Up to 250 workers are expected to be involved in the dispute over the gallery’s latest cost cutting plans, which PCS general secretary Mark Serwotka has described as “reckless”. He added; “This five-day walkout will put the National Gallery in the spotlight for all the wrong reasons. “The sell-off plan… risks damaging the worldwide reputation of what is one of the UK’s greatest cultural assets.”
The National Gallery have kept their agenda a well kept secret from the public, but it is understood to include plans “to privatise almost all staff, including those who look after the paintings, providing six million annual visitors with one of the best museum experiences in the world.
“They have also reneged on a promise to introduce the London living wage, meaning the institution is the only major museum or gallery in the capital that does not pay it.”
In a statement issued by the National Gallery, they insisted that its modernisation plans would entail no job losses while enabling it to operate with “greater flexibility”. Directors expect the gallery to remain open throughout the industrial action, with some education events cancelled during the strike and the possibility of some rooms being closed off to the public.
The National Gallery added, “Due to PCS members of National Gallery staff taking part in industrial action on 3 – 7 February 2015, today (Tuesday 3 February 2015) the following rooms are open – Rooms 9, 10, 12, 51 – 66, Central Hall, Room 1 and The Sunley Room.

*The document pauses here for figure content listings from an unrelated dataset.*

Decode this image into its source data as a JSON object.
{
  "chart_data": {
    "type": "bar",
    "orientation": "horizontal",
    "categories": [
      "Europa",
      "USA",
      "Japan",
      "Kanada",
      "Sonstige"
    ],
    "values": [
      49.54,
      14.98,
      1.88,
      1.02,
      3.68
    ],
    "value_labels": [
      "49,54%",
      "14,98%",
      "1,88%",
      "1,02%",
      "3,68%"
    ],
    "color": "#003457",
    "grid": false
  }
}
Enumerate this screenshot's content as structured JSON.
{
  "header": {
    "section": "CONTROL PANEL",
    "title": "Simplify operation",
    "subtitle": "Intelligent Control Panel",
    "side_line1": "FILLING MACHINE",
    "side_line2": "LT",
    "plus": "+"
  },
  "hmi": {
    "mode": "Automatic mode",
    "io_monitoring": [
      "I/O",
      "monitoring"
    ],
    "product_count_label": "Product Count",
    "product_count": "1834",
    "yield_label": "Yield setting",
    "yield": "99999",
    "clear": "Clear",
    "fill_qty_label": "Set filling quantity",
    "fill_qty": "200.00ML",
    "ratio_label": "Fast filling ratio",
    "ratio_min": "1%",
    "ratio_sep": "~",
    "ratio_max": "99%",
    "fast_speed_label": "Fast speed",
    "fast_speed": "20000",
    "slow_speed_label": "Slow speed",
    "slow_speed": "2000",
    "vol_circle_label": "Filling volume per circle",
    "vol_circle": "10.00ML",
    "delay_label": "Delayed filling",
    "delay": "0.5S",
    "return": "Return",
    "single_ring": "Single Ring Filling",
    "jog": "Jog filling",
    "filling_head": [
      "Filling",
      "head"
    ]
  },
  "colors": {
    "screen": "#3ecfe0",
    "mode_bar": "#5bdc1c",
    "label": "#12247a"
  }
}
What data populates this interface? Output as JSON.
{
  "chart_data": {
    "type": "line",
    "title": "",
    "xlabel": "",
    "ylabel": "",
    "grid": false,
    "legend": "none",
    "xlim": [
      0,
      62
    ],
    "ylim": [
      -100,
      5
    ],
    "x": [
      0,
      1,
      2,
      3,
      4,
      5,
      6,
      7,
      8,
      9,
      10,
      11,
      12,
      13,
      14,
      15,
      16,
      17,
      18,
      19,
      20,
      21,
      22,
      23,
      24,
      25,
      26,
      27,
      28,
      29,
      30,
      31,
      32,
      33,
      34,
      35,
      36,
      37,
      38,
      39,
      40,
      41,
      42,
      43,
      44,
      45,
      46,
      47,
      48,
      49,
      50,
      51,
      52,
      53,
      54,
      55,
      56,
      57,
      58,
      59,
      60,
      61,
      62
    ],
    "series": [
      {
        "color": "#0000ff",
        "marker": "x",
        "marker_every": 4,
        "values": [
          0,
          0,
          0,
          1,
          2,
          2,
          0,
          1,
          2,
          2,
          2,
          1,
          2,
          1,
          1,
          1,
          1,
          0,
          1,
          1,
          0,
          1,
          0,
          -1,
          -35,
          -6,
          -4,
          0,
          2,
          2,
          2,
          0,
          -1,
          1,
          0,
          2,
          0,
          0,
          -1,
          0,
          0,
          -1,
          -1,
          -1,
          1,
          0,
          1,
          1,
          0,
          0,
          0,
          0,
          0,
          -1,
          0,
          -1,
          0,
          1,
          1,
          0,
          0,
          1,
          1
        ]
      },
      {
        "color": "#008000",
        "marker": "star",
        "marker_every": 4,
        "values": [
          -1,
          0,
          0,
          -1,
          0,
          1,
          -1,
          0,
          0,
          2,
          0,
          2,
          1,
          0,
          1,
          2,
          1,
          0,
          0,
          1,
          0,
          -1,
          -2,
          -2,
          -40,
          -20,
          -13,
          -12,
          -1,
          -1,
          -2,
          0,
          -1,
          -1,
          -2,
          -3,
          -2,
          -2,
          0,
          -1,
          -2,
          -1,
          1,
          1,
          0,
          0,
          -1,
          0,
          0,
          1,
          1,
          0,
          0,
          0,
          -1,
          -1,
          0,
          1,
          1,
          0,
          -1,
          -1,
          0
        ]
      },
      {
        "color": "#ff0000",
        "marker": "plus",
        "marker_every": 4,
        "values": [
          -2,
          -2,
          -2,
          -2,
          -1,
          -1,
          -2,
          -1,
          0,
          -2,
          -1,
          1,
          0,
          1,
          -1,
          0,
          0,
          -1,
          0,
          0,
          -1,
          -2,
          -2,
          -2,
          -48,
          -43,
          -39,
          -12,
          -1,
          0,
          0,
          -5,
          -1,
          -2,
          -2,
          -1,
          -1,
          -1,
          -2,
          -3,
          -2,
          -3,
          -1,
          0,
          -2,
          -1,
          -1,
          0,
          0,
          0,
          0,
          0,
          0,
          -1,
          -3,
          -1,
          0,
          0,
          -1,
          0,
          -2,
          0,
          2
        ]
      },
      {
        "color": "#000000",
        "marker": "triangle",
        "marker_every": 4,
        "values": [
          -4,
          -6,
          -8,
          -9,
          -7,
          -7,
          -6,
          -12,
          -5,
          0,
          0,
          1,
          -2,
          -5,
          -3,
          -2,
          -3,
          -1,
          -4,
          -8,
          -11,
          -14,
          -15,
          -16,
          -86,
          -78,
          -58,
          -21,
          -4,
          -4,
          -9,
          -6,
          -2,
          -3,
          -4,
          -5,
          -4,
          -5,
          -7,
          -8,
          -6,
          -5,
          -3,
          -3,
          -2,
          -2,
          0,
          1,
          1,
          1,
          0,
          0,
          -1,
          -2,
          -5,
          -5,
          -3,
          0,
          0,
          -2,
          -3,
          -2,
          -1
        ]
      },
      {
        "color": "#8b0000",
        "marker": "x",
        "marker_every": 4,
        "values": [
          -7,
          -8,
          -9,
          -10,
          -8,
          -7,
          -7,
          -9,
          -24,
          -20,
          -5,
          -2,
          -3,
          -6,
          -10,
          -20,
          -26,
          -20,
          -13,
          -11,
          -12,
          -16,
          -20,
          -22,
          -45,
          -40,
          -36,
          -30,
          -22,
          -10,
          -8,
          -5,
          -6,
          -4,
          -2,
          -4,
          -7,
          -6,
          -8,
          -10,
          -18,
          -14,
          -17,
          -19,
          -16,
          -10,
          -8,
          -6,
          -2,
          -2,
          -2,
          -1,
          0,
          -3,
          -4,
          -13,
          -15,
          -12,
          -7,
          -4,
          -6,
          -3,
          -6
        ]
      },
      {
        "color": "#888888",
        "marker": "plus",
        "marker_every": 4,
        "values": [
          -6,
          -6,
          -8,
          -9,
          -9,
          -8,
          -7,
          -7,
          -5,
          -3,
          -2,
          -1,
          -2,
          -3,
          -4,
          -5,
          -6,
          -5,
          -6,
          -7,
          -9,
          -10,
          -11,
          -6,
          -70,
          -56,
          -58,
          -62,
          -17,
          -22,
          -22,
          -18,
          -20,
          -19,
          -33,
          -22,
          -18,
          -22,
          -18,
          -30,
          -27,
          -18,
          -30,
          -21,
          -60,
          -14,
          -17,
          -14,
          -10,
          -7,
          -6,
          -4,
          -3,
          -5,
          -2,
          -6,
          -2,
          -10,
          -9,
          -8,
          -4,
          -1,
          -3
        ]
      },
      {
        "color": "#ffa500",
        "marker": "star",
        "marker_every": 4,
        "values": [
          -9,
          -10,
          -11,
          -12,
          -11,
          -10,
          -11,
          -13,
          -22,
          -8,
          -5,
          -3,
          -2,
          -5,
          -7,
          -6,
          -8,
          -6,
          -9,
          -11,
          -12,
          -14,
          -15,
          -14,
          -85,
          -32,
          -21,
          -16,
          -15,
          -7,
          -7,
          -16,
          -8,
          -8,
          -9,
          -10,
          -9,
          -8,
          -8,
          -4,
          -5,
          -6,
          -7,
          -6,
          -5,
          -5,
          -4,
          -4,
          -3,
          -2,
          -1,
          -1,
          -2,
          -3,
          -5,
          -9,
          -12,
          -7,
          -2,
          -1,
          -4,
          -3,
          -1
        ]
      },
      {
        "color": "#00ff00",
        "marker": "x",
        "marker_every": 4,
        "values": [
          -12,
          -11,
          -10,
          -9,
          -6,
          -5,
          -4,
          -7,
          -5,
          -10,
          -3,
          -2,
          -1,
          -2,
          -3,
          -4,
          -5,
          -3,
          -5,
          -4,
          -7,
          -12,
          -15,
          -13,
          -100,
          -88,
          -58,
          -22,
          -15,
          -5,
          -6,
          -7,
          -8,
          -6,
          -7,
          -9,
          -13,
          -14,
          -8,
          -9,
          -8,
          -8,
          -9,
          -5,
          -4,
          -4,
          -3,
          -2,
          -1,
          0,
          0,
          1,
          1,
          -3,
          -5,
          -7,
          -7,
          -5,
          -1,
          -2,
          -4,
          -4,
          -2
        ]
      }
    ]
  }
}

All planned Education events have had to be cancelled or rescheduled.
Retail services (the National Gallery Dining Rooms, the National Café and the shops) are not affected by this dispute. Notices are also displayed at the main entrance points to the National Gallery – the Getty, Portico, and Sainsbury Wing entrances are open, Orange Street Entrance is closed.
The National Gallery stated; “We are a public asset and we have a duty to ensure the collection and the Gallery itself is accessible as much as possible, to as many people as possible. We take this task seriously and therefore have an ongoing modernisation programme designed to encourage a broader audience to access the wealth of cultural inspiration the National Gallery has to offer – so far this has included initiatives such as introducing Wi-Fi, a Membership scheme and photography. We also have ambitious future plans to further extend our Education programme and public events”. “However in order to allow these plans to be implemented we need to introduce a new roster for some visitor facing and security staff to enable the National Gallery to operate more flexibly”.